Last year, Michael Gove announced that he will scrap the national pay scales for teachers by this September, and replace them with a system of ‘performance-related pay’ whereby headteachers and will be able to pay the majority of teachers any amount that they want.
The idea behind this is that ‘good’ teachers will be rewarded with good salaries, while ‘bad’ teachers will be punished with pay freezes and cuts. So far, so free market. It’s been the Conservative message since the early ’80s: Be good, and you’ll get a sausage; be bad, and you’ll get a thump. But why now? And why teachers?
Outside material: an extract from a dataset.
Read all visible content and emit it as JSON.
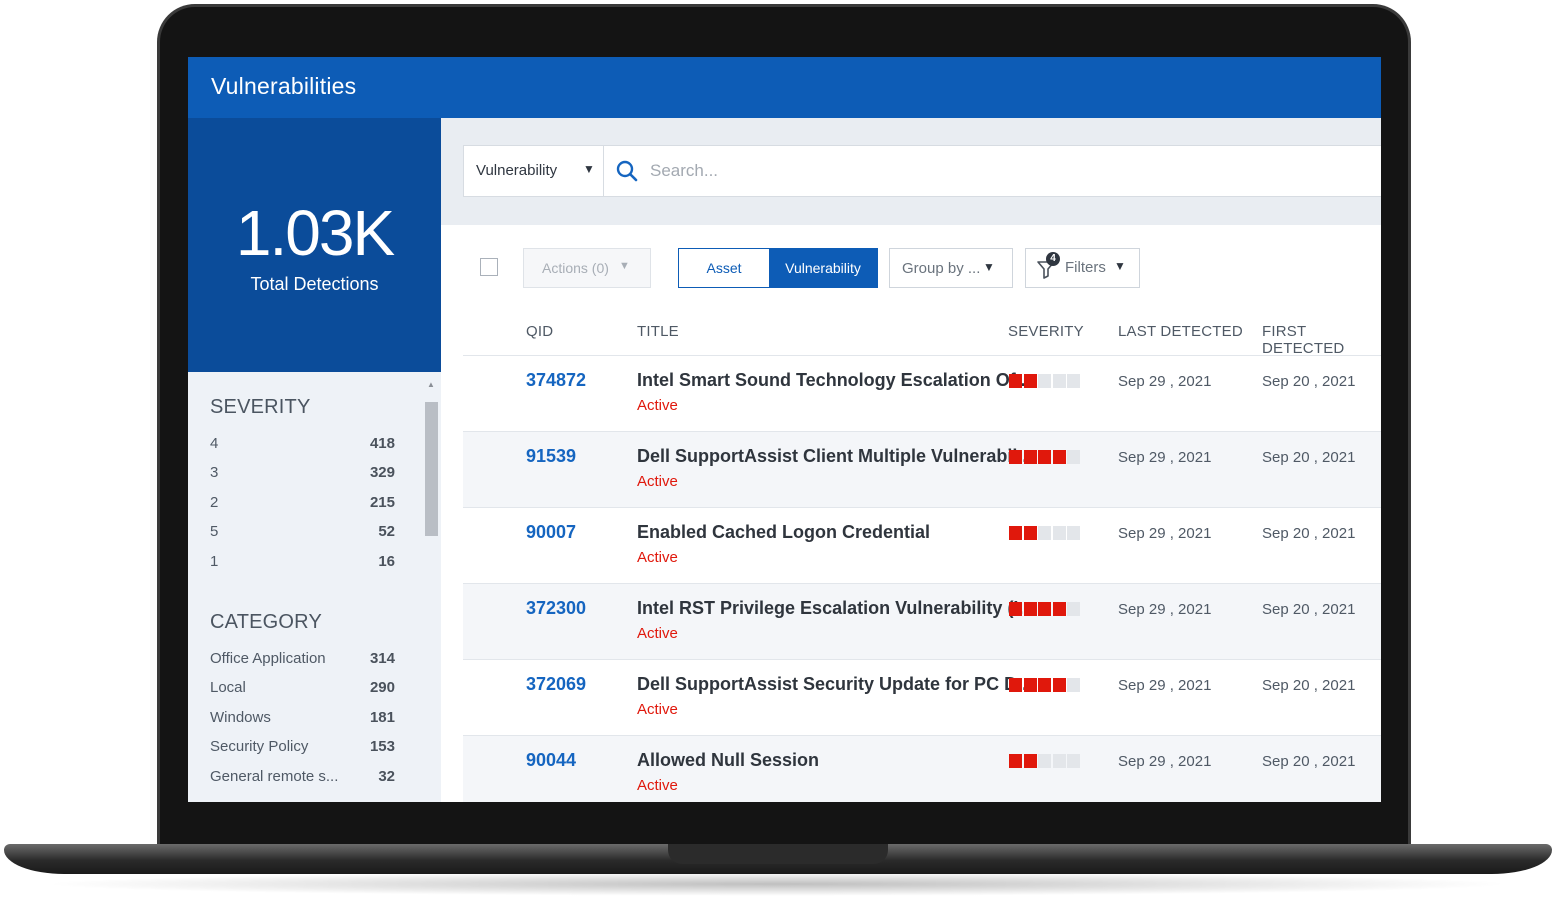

Among the reasons that the academies and free schools programme remains unpopular with teachers is that they do not have to follow national agreements on pay and conditions. They can hire unqualified teachers and pay whatever wage they think is appropriate. Some individual teachers and schools have undoubtedly benefited from this flexibility, whatever the broader impact may be. Yet, despite the fact that over half of the country’s secondary schools are now academies, only a small minority have adopted this approach to pay, while most have stuck with the current pay scales. This suggests that they are fit for purpose: If headteachers thought pay-by-performance was a good idea, all those in academies would already have adopted it. But Mr Gove, apparently not content to let headteachers make decisions unless they make the ones he wants, is now forcing them to adopt the new system, which he believes will improve education.
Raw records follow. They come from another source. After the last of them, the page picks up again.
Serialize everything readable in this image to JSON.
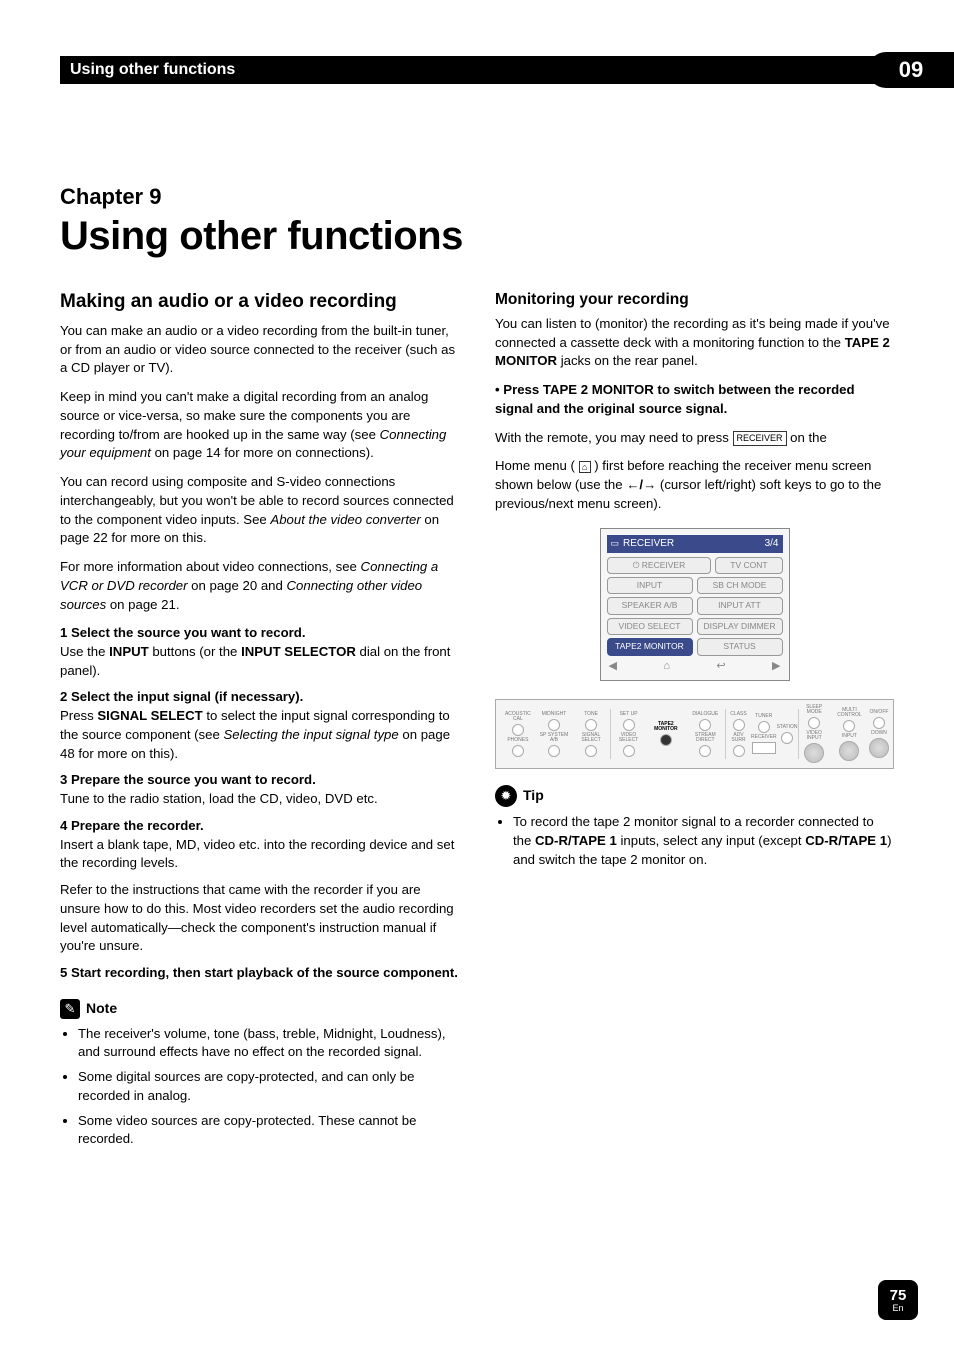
{
  "header": {
    "title": "Using other functions",
    "badge": "09"
  },
  "chapter": {
    "label": "Chapter 9",
    "title": "Using other functions"
  },
  "left": {
    "section_title": "Making an audio or a video recording",
    "p1": "You can make an audio or a video recording from the built-in tuner, or from an audio or video source connected to the receiver (such as a CD player or TV).",
    "p2a": "Keep in mind you can't make a digital recording from an analog source or vice-versa, so make sure the components you are recording to/from are hooked up in the same way (see ",
    "p2i": "Connecting your equipment",
    "p2b": " on page 14 for more on connections).",
    "p3a": "You can record using composite and S-video connections interchangeably, but you won't be able to record sources connected to the component video inputs. See ",
    "p3i": "About the video converter",
    "p3b": " on page 22 for more on this.",
    "p4a": "For more information about video connections, see ",
    "p4i1": "Connecting a VCR or DVD recorder",
    "p4m": " on page 20 and ",
    "p4i2": "Connecting other video sources",
    "p4b": " on page 21.",
    "s1t": "1   Select the source you want to record.",
    "s1ba": "Use the ",
    "s1bb": "INPUT",
    "s1bc": " buttons (or the ",
    "s1bd": "INPUT SELECTOR",
    "s1be": " dial on the front panel).",
    "s2t": "2   Select the input signal (if necessary).",
    "s2ba": "Press ",
    "s2bb": "SIGNAL SELECT",
    "s2bc": " to select the input signal corresponding to the source component (see ",
    "s2bi": "Selecting the input signal type",
    "s2bd": " on page 48 for more on this).",
    "s3t": "3   Prepare the source you want to record.",
    "s3b": "Tune to the radio station, load the CD, video, DVD etc.",
    "s4t": "4   Prepare the recorder.",
    "s4b1": "Insert a blank tape, MD, video etc. into the recording device and set the recording levels.",
    "s4b2": "Refer to the instructions that came with the recorder if you are unsure how to do this. Most video recorders set the audio recording level automatically—check the component's instruction manual if you're unsure.",
    "s5t": "5   Start recording, then start playback of the source component.",
    "note_label": "Note",
    "note_items": [
      "The receiver's volume, tone (bass, treble, Midnight, Loudness), and surround effects have no effect on the recorded signal.",
      "Some digital sources are copy-protected, and can only be recorded in analog.",
      "Some video sources are copy-protected. These cannot be recorded."
    ]
  },
  "right": {
    "sub_title": "Monitoring your recording",
    "r1a": "You can listen to (monitor) the recording as it's being made if you've connected a cassette deck with a monitoring function to the ",
    "r1b": "TAPE 2 MONITOR",
    "r1c": " jacks on the rear panel.",
    "bullet_press": "•   Press TAPE 2 MONITOR to switch between the recorded signal and the original source signal.",
    "r2a": "With the remote, you may need to press ",
    "r2icon": "RECEIVER",
    "r2b": " on the",
    "r3a": "Home menu ( ",
    "r3b": " ) first before reaching the receiver menu screen shown below (use the ",
    "r3c": " (cursor left/right) soft keys to go to the previous/next menu screen).",
    "menu": {
      "title_left": "RECEIVER",
      "title_right": "3/4",
      "rows": [
        [
          "⏻ RECEIVER",
          "TV CONT"
        ],
        [
          "INPUT",
          "SB CH MODE"
        ],
        [
          "SPEAKER A/B",
          "INPUT ATT"
        ],
        [
          "VIDEO SELECT",
          "DISPLAY DIMMER"
        ],
        [
          "TAPE2 MONITOR",
          "STATUS"
        ]
      ]
    },
    "remote_labels": {
      "row1": [
        "ACOUSTIC CAL",
        "MIDNIGHT",
        "TONE",
        "SET UP",
        "",
        "DIALOGUE",
        "CLASS",
        "TUNER",
        "STATION",
        "SLEEP MODE",
        "MULTI CONTROL",
        "ON/OFF"
      ],
      "row2": [
        "PHONES",
        "SP SYSTEM A/B",
        "SIGNAL SELECT",
        "VIDEO SELECT",
        "TAPE2 MONITOR",
        "STREAM DIRECT",
        "ADV SURR",
        "RECEIVER",
        "",
        "VIDEO INPUT",
        "",
        "INPUT",
        "DOWN"
      ]
    },
    "tip_label": "Tip",
    "tip_a": "To record the tape 2 monitor signal to a recorder connected to the ",
    "tip_b1": "CD-R/TAPE 1",
    "tip_c": " inputs, select any input (except ",
    "tip_b2": "CD-R/TAPE 1",
    "tip_d": ") and switch the tape 2 monitor on."
  },
  "footer": {
    "page": "75",
    "lang": "En"
  }
}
The trouble is, the evidence is against him. Pay-by-performance for teachers has been tried many times, and has failed as many: It exists in the UK, for senior teachers, and was applied to all teachers in the 19th century. Various states in the US have implemented such systems, only to abandon them when they produced the same results as all such schemes: Teachers were demoralised; competition for wages drove down pay; and, with teachers unwilling to deviate from the paths that led to a much-needed pay rise, lessons and curricula became narrow and entirely exam-focused, with no free-thinking or experimentation. When your pay cheque’s on the line, you don’t take risks.
Given that the evidence, the profession, and the schools are against him, why has Gove chosen to implement this plan? Simply, it is the beginning of the Coalition’s plan to force regional pay on the public sector. The NUT and NASUWT together represent around 90% of all teachers, and the Government clearly believes, perhaps rightly, that if these powerful teaching unions can be beaten, the rest of the public sector will roll over without a fight. The resulting regional pay will widen the North-South economic divide, hitting poor regions already staggering from cuts to pay and jobs.
The Labour Party must oppose this policy to protect the nation’s teachers in the short term, and to prevent the long-term economic damage that will stem from yet more cuts to pay in the poorest parts of the country.